Отсюда и онтологический индивидуализм Поппера. Предельный контр-культурный и контр-системный пафос заставляет отрицать все культурно-социальные организованности как тем или иным способом заставляющие индивида быть «в культуре» и «в системе». Научное сообщество Поппера можно понимать как соизмеримое с Касталией Г. Гессе. Именно поэтому ученый для Поппера представляет собой отдельную единицу бытия, которая должна быть свободна от какой-либо власти внешних для него символических и социальных организованностей.

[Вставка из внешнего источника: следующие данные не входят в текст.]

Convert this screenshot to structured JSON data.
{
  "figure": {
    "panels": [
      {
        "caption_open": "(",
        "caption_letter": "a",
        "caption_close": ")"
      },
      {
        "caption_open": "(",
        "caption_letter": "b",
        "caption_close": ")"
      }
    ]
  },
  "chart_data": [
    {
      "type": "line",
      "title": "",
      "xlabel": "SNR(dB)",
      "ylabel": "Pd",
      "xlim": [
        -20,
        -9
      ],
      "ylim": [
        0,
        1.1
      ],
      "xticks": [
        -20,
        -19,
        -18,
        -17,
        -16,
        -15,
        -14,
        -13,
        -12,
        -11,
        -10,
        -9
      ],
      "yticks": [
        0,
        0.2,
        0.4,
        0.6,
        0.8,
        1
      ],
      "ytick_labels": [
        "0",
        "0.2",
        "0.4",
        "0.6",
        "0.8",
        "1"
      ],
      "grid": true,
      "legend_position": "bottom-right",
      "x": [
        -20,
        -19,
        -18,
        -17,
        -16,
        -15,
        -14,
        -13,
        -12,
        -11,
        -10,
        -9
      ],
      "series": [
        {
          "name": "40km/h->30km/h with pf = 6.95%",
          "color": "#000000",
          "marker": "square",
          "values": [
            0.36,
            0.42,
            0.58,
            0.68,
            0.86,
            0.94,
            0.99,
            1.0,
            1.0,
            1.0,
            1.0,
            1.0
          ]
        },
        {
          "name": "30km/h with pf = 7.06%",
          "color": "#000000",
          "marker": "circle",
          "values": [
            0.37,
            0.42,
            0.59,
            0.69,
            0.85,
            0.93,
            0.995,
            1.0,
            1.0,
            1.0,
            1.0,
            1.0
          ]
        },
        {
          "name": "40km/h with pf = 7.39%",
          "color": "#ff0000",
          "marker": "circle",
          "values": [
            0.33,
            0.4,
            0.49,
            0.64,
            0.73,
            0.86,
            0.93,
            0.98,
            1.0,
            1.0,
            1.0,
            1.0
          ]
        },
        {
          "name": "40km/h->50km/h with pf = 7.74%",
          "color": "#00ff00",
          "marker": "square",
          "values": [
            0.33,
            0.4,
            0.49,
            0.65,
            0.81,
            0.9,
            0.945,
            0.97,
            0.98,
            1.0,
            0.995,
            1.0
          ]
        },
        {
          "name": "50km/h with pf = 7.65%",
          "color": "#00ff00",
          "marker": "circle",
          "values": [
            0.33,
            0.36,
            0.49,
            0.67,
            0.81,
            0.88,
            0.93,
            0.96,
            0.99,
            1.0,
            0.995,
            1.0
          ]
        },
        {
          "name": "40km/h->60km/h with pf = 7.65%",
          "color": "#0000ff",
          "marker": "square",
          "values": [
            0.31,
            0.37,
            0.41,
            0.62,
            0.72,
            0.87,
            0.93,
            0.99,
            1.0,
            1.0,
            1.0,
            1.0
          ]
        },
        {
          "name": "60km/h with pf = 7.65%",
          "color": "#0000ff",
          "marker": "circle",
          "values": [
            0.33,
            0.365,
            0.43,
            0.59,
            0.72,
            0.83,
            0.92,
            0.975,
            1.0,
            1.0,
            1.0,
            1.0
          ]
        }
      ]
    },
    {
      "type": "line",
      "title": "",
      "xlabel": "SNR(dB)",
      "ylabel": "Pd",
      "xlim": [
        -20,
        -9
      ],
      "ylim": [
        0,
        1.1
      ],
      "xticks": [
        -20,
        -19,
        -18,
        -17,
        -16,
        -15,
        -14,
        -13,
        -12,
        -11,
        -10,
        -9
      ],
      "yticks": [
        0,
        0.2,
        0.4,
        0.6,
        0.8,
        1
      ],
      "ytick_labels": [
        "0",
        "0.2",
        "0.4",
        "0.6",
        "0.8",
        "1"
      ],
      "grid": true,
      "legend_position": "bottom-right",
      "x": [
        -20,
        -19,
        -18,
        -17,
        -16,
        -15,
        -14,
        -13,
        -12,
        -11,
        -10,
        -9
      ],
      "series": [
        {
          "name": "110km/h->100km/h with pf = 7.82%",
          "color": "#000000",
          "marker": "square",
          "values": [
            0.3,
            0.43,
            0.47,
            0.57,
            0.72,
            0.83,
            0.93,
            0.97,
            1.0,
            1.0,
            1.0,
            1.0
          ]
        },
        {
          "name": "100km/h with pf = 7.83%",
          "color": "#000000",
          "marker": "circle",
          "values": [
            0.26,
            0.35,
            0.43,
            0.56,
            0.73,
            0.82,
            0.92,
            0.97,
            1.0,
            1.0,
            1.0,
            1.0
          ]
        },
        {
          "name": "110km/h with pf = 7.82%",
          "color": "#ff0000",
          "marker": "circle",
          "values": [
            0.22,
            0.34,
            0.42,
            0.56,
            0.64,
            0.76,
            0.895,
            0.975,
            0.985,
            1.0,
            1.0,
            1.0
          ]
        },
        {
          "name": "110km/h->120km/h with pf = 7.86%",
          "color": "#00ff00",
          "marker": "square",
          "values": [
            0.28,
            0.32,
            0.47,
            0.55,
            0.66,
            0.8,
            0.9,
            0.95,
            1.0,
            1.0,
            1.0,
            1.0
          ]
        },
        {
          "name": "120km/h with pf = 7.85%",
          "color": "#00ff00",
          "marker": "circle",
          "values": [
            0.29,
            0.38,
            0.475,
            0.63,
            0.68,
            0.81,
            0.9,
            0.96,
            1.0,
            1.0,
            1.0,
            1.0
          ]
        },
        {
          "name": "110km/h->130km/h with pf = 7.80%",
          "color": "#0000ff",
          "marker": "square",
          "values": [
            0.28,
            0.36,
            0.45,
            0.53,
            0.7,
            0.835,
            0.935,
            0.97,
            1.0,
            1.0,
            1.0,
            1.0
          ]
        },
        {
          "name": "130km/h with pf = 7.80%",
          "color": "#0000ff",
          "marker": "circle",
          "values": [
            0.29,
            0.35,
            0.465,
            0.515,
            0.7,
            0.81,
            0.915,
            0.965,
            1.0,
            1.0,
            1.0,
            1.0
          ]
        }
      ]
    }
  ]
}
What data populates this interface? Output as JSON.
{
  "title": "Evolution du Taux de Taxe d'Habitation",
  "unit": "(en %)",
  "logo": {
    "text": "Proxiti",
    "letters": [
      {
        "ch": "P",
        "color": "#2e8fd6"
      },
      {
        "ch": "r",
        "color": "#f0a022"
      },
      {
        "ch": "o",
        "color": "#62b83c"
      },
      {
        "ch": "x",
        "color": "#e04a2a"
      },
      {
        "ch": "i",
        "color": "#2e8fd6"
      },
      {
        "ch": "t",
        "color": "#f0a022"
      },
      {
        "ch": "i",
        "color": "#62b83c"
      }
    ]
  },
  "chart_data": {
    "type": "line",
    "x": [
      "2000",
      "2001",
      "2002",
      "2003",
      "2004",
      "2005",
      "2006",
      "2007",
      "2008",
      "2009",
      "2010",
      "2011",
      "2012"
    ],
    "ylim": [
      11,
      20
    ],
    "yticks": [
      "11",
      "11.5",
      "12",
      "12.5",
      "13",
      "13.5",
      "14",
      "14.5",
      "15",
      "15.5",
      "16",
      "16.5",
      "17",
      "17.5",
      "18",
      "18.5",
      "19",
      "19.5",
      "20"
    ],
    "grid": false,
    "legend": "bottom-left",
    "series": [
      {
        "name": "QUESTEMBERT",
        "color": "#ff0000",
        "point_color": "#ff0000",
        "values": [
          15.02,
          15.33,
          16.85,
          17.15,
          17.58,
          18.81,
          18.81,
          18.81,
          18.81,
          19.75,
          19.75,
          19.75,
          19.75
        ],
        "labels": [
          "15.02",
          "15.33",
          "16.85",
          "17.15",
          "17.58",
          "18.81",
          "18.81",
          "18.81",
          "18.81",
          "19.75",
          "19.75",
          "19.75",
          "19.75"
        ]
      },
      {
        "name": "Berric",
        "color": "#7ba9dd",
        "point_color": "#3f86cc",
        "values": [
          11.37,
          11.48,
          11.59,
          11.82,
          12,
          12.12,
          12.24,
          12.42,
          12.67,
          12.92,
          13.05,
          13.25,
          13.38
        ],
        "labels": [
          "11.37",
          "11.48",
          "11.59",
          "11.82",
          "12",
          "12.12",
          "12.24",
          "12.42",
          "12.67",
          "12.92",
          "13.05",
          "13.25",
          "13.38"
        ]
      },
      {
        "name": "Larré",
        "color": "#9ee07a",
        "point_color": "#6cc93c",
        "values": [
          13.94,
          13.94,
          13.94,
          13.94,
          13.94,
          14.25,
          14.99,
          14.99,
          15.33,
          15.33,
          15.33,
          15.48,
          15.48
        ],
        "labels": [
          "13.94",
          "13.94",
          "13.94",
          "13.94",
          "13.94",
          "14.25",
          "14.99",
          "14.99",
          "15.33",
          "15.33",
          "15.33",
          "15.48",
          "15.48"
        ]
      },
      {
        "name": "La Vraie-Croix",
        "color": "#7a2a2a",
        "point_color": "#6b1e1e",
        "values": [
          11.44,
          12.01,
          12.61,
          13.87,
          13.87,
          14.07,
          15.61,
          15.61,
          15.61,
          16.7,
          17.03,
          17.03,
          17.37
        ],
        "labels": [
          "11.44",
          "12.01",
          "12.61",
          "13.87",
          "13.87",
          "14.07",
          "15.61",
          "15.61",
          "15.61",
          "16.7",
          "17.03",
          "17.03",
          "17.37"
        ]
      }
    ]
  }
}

Онтологический индивидуализм Поппера показывает его полемика с Т. Куном, который ввел в логику научной традиции представление о власти над учеными «научных парадигм». Поппер отвечал Куну, что нет «нормальных» и «революционных» периодов в науке, а есть «нормальные» (не творческие) и «революционные» (творческие) ученые.

Такого же рода ценностный акцент (и сходную индивидуалистическую онтологию) можно увидеть у Автора.

Я уже обращал внимание на то, что у Автора есть два режима мышления о логике мыследеятельности:

— режим индивидо-центристской онтологии (для которого используется «схема мыследеятельности»);

— режим коллективо-центристской онтологии (который использует параметрическое описание коллективных процессов).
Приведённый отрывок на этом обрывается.